We are planning to start organising ecotours for visitors to Phuket. These tours would involve the study of various ecosystems, including the rainforest in Khao Phra Thaew national park, as well as bird-watching in the mangroves and fishing in Phang Nga Bay. We would like to organise these tours with the help of local people, so that tourists will stay with families in the village and join them on fishing trips etc. Organising the tours in this way would mean that local people could earn extra money. They usually rely on hunting and collecting food stuffs from the forest to supplement their incomes, so our hope is that the ecotours would mean that they no longer need to do this. It should also provide a good opportunity for tourists to experience some real Thai culture and learn about the Thai way of life.



In recent years Thailand has seen massive developments in terms of housing, hotels and clearing of land for shrimp farms, fruit trees, rubber plantations etc. This has taken a heavy toll on Thailand’s wildlife. Logging, poaching and loss of habitat have caused a dramatic increase in the number of wild animals at risk.

The Gibbon Rehabilitation Project and the Wild Animal Rescue Foundation of Thailand (WARF) are amongst the few organizations in Thailand offering a service to rescue and provide medical treatment for wild animals. Our work involves extensive travel, since we are often called on to respond to emergencies that take place in remote areas of the country.
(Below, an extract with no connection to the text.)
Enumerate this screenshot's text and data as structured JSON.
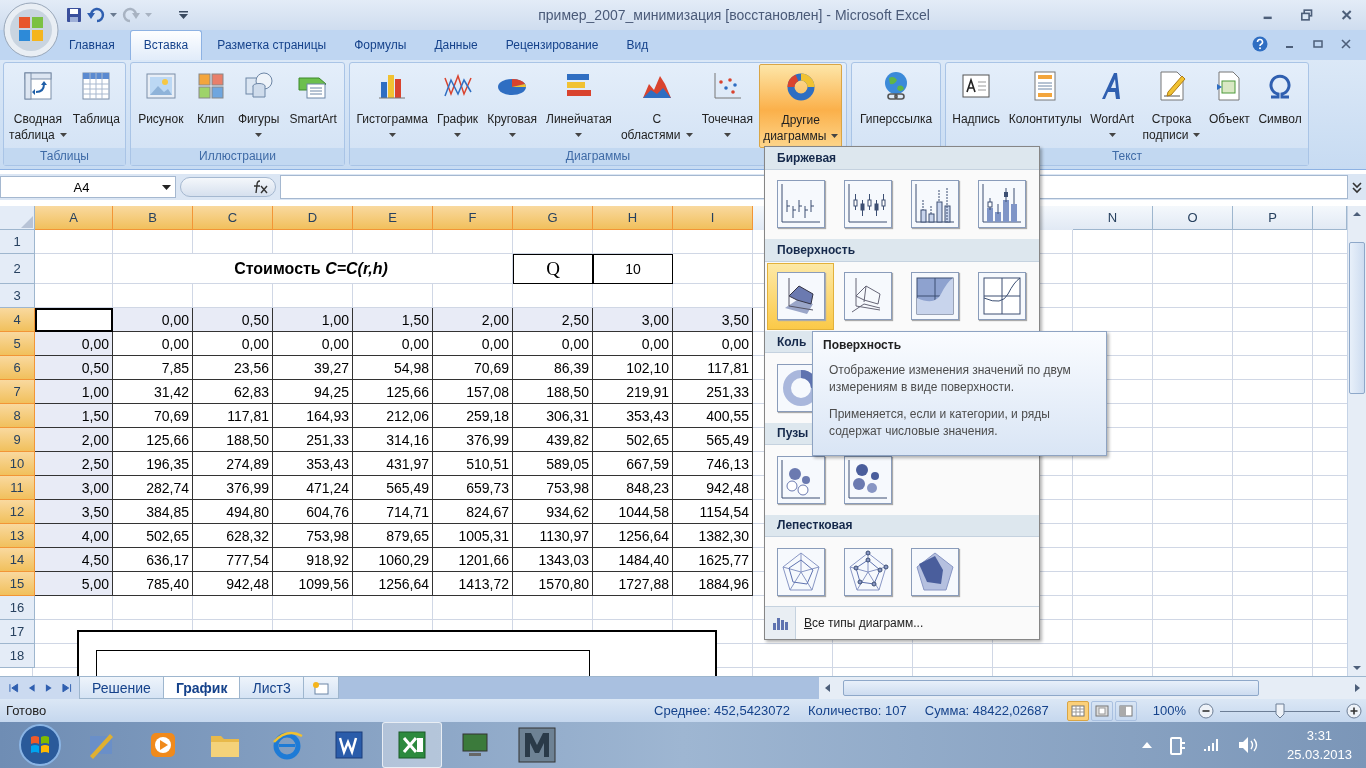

The Mobile Animal Clinic (MAC) helps us to attain our goal to rescue wild animals in distress throughout Thailand. The vehicle gives the veterinarians the possibility to perform rescue operations more effectively and to return the animals to the wild once they are well.



The launch of WARF’s Mobile Animal Clinic (MAC) was on the 2nd of October 2002. The 4 wheel drive vehicle, was kindly donated by the Royal Society for the Protection of Animals (RSPCA) International Division. The RSPCA is an international organisation whose primary objective is animal welfare. They kindly donated this new vehicle to WARF for use as a mobile clinic at the Gibbon Rehabilitation Project (GRP), Phuket and it’s new wildlife and education centre at Baan Talae Nork, Ranong. The all-terrain vehicle is equipped with an air-conditioned animal-carrying compartment and is for the use of our full time Thai veterinary surgeon, Dr Tum.

EDUCATION: The MAC truck is also used for our education programme. The GRP holds talks for people, schools and colleges, and arranges tours and workshops to try to help people understand and protect the gibbons and their forest. This involves us transporting staff and volunteers to the schools and villages. We employ ‘gibbon guardians’: local people that live and work in and around the forest. They act as community educators, become involved in protecting the gibbons from poaching and assist in the post-reintroduction follow-up studies.